DPMesh: Exploiting Diffusion Prior for Occluded Human Mesh Recovery
Yixuan Zhu, Ao Li, Yansong Tang, Wenliang Zhao, Jie Zhou, Jiwen Lu
TL;DR
Occluded 3D human mesh recovery is challenging due to weak image features under occlusion. This paper introduces DPMesh, which leverages a pre-trained diffusion model as a one-step image backbone with conditional control from 2D cues and a Noisy Key-point Reasoning module to exploit diffusion priors for occluded pose estimation. The method regresses SMPL parameters through a VQVAE-based pose representation guided by cross-attention maps and diffusion priors, without iterative denoising.

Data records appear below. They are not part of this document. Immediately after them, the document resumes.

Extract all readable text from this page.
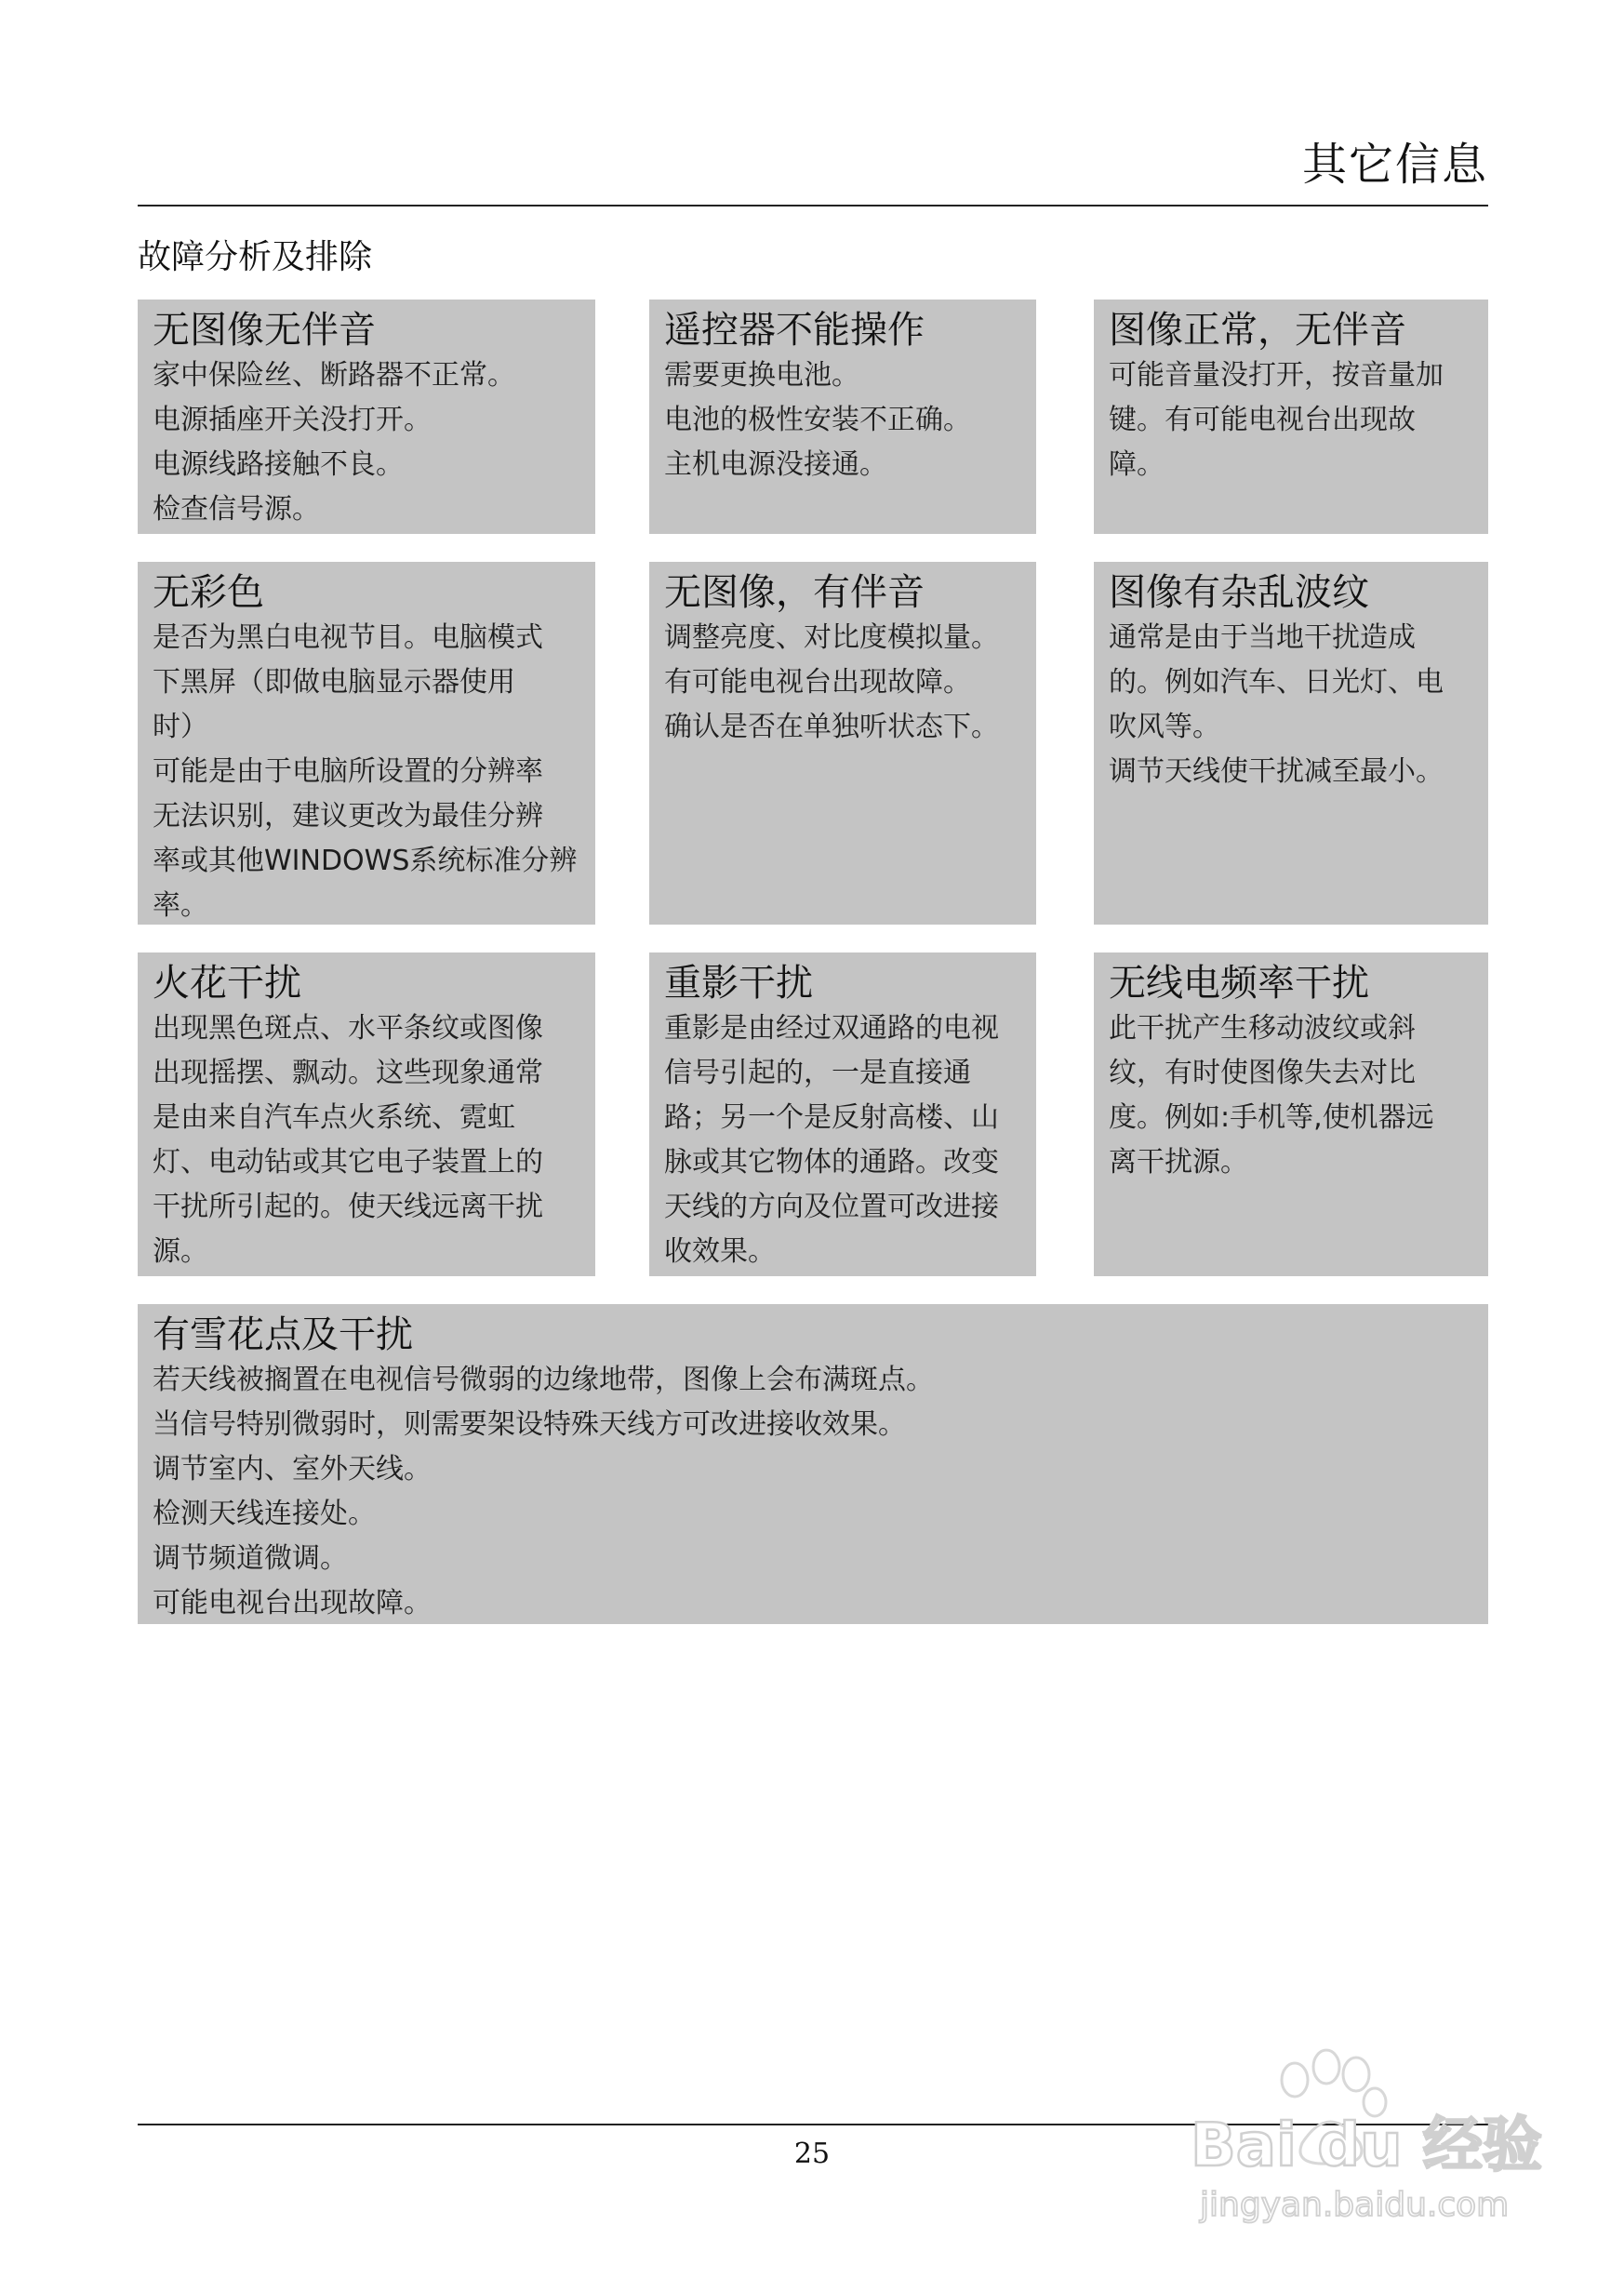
其它信息
故障分析及排除
无图像无伴音
家中保险丝、断路器不正常。
电源插座开关没打开。
电源线路接触不良。
检查信号源。
遥控器不能操作
需要更换电池。
电池的极性安装不正确。
主机电源没接通。
图像正常，无伴音
可能音量没打开，按音量加
键。有可能电视台出现故
障。
无彩色
是否为黑白电视节目。电脑模式
下黑屏（即做电脑显示器使用
时）
可能是由于电脑所设置的分辨率
无法识别，建议更改为最佳分辨
率或其他WINDOWS系统标准分辨
率。
无图像，有伴音
调整亮度、对比度模拟量。
有可能电视台出现故障。
确认是否在单独听状态下。
图像有杂乱波纹
通常是由于当地干扰造成
的。例如汽车、日光灯、电
吹风等。
调节天线使干扰减至最小。
火花干扰
出现黑色斑点、水平条纹或图像
出现摇摆、飘动。这些现象通常
是由来自汽车点火系统、霓虹
灯、电动钻或其它电子装置上的
干扰所引起的。使天线远离干扰
源。
重影干扰
重影是由经过双通路的电视
信号引起的，一是直接通
路；另一个是反射高楼、山
脉或其它物体的通路。改变
天线的方向及位置可改进接
收效果。
无线电频率干扰
此干扰产生移动波纹或斜
纹，有时使图像失去对比
度。例如:手机等,使机器远
离干扰源。
有雪花点及干扰
若天线被搁置在电视信号微弱的边缘地带，图像上会布满斑点。
当信号特别微弱时，则需要架设特殊天线方可改进接收效果。
调节室内、室外天线。
检测天线连接处。
调节频道微调。
可能电视台出现故障。
25	Bai du 经验
jingyan.baidu.com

Across occlusion and standard benchmarks, DPMesh achieves state-of-the-art performance, especially in crowded or heavily occluded scenes, highlighting the practical value of diffusion priors for perception tasks.
Abstract
The recovery of occluded human meshes presents challenges for current methods due to the difficulty in extracting effective image features under severe occlusion. In this paper, we introduce DPMesh, an innovative framework for occluded human mesh recovery that capitalizes on the profound diffusion prior about object structure and spatial relationships embedded in a pre-trained text-to-image diffusion model. Unlike previous methods reliant on conventional backbones for vanilla feature extraction, DPMesh seamlessly integrates the pre-trained denoising U-Net with potent knowledge as its image backbone and performs a single-step inference to provide occlusion-aware information. To enhance the perception capability for occluded poses, DPMesh incorporates well-designed guidance via condition injection, which produces effective controls from 2D observations for the denoising U-Net. Furthermore, we explore a dedicated noisy key-point reasoning approach to mitigate disturbances arising from occlusion and crowded scenarios. This strategy fully unleashes the perceptual capability of the diffusion prior, thereby enhancing accuracy. Extensive experiments affirm the efficacy of our framework, as we outperform state-of-the-art methods on both occlusion-specific and standard datasets. The persuasive results underscore its ability to achieve precise and robust 3D human mesh recovery, particularly in challenging scenarios involving occlusion and crowded scenes.